Un ennesimo scandalo di violenza rischia di travolgere il dipartimento di polizia di Los Angeles, in seguito alla diffusione di un video amatoriale che ha immortalato alcuni agenti nell’atto di bloccare a terra, e poi uccidere a sangue freddo, un senzatetto di colore. La tragedia è avvenuta attorno a mezzogiorno di domenica nel quartiere malfamato di Skid Row, nella Downtown della metropoli californiana.

Nel filmato, ripreso da un passante che poi lo ha postato sulla propria pagina Facebook, si vedono quattro agenti del LAPD circondare un uomo di colore, poi uno di loro impugna il manganello e comincia a colpire violentemente l’uomo fino a farlo stramazzare sul marciapiede. Entrano in scena altri due agenti, che si occupano di bloccare e ammanettare a terra una donna nelle vicinanze, probabilmente un’amica dell’homeless che stava provando a intervenire in suo aiuto. A questo punto si sente chiaro e forte il rumore prodotto da un Taser, usato contro l’uomo, seguito da una precisa intimazione da parte di uno degli agenti: “drop the gun“, ovvero “getta la pistola“.  L’ordine viene ripetuto tre volte, prima che uno dei poliziotti decida di risolvere la questione sparando cinque colpi di arma da fuoco all’uomo a terra, mentre i passanti urlano “l’avete ucciso, ma abbiamo ripreso tutto“. Tradotto all’ospedale, l’uomo morirà poco dopo.

Secondo fonti della polizia citate dal Los Angeles Times, l’intervento degli agenti era stato motivato da una chiamata al 911 per un caso di rapina. Il senzatetto avrebbe posto resistenza all’arresto e quindi, una volta bloccato a terra, avrebbe provato ad afferrare una delle armi di ordinanza dei poliziotti (da qui l’invito a gettare la pistola), cosa che ha provocato la reazione spropositata (eufemismo gigantesco) dell’agente.

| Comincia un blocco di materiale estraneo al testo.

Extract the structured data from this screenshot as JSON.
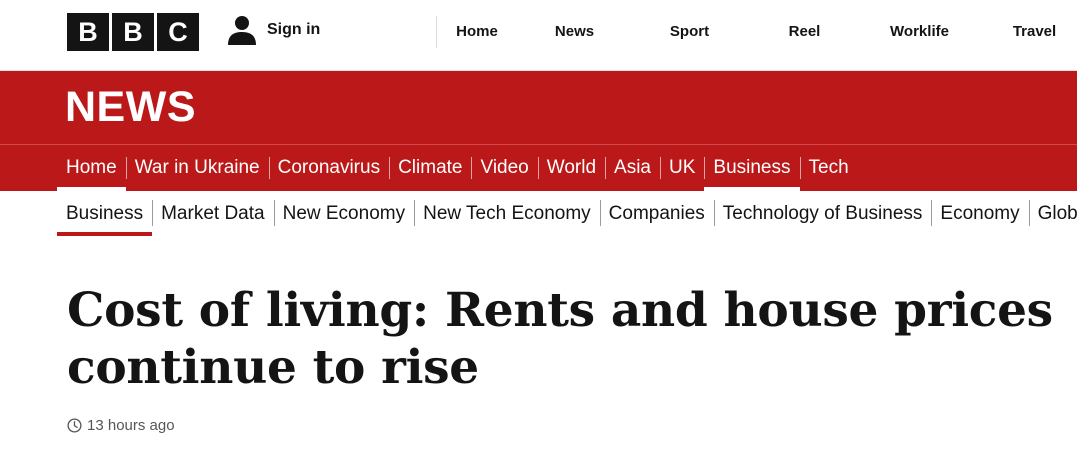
{
  "brand": {
    "logo_letters": [
      "B",
      "B",
      "C"
    ]
  },
  "account": {
    "sign_in_label": "Sign in",
    "icon": "person-icon"
  },
  "top_nav": [
    "Home",
    "News",
    "Sport",
    "Reel",
    "Worklife",
    "Travel"
  ],
  "section": {
    "title": "NEWS",
    "color": "#bb1919"
  },
  "primary_nav": {
    "items": [
      "Home",
      "War in Ukraine",
      "Coronavirus",
      "Climate",
      "Video",
      "World",
      "Asia",
      "UK",
      "Business",
      "Tech"
    ],
    "active": [
      "Home",
      "Business"
    ]
  },
  "secondary_nav": {
    "items": [
      "Business",
      "Market Data",
      "New Economy",
      "New Tech Economy",
      "Companies",
      "Technology of Business",
      "Economy",
      "Global Car Industry"
    ],
    "active": "Business"
  },
  "article": {
    "headline": "Cost of living: Rents and house prices continue to rise",
    "timestamp": "13 hours ago",
    "timestamp_icon": "clock-icon"
  }
}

Alcuni testimoni hanno dichiarato che la vittima sarebbe stata nota nel quartiere col soprannome di “Africa” e dormiva abitualmente per le strade di Los Angeles, dov’è lecito farlo solo tra le 21 e le 6; sarebbe stato proprio l’invito a levar le tende a scatenare l’alterco fatale coi poliziotti. Per altri abitanti del quartiere, l’uomo sarebbe stato anche afflitto da squilibri mentali.

La polizia ha dichiarato di voler aprire un’inchiesta interna per ricostruire con esattezza quanto successo, ma ciò, evidentemente, non basterà a placare le polemiche già furibonde. D’altra parte, questo è un periodo storico in cui le tensioni razziali sono tornate incandescenti proprio in seguito alla violenza della polizia nei confronti degli afroamericani, come insegnano le rivolte di piazza dopo l’assassinio del 18enne di colore Michael Brown (disarmato) da parte di alcuni poliziotti di Ferguson, Missouri.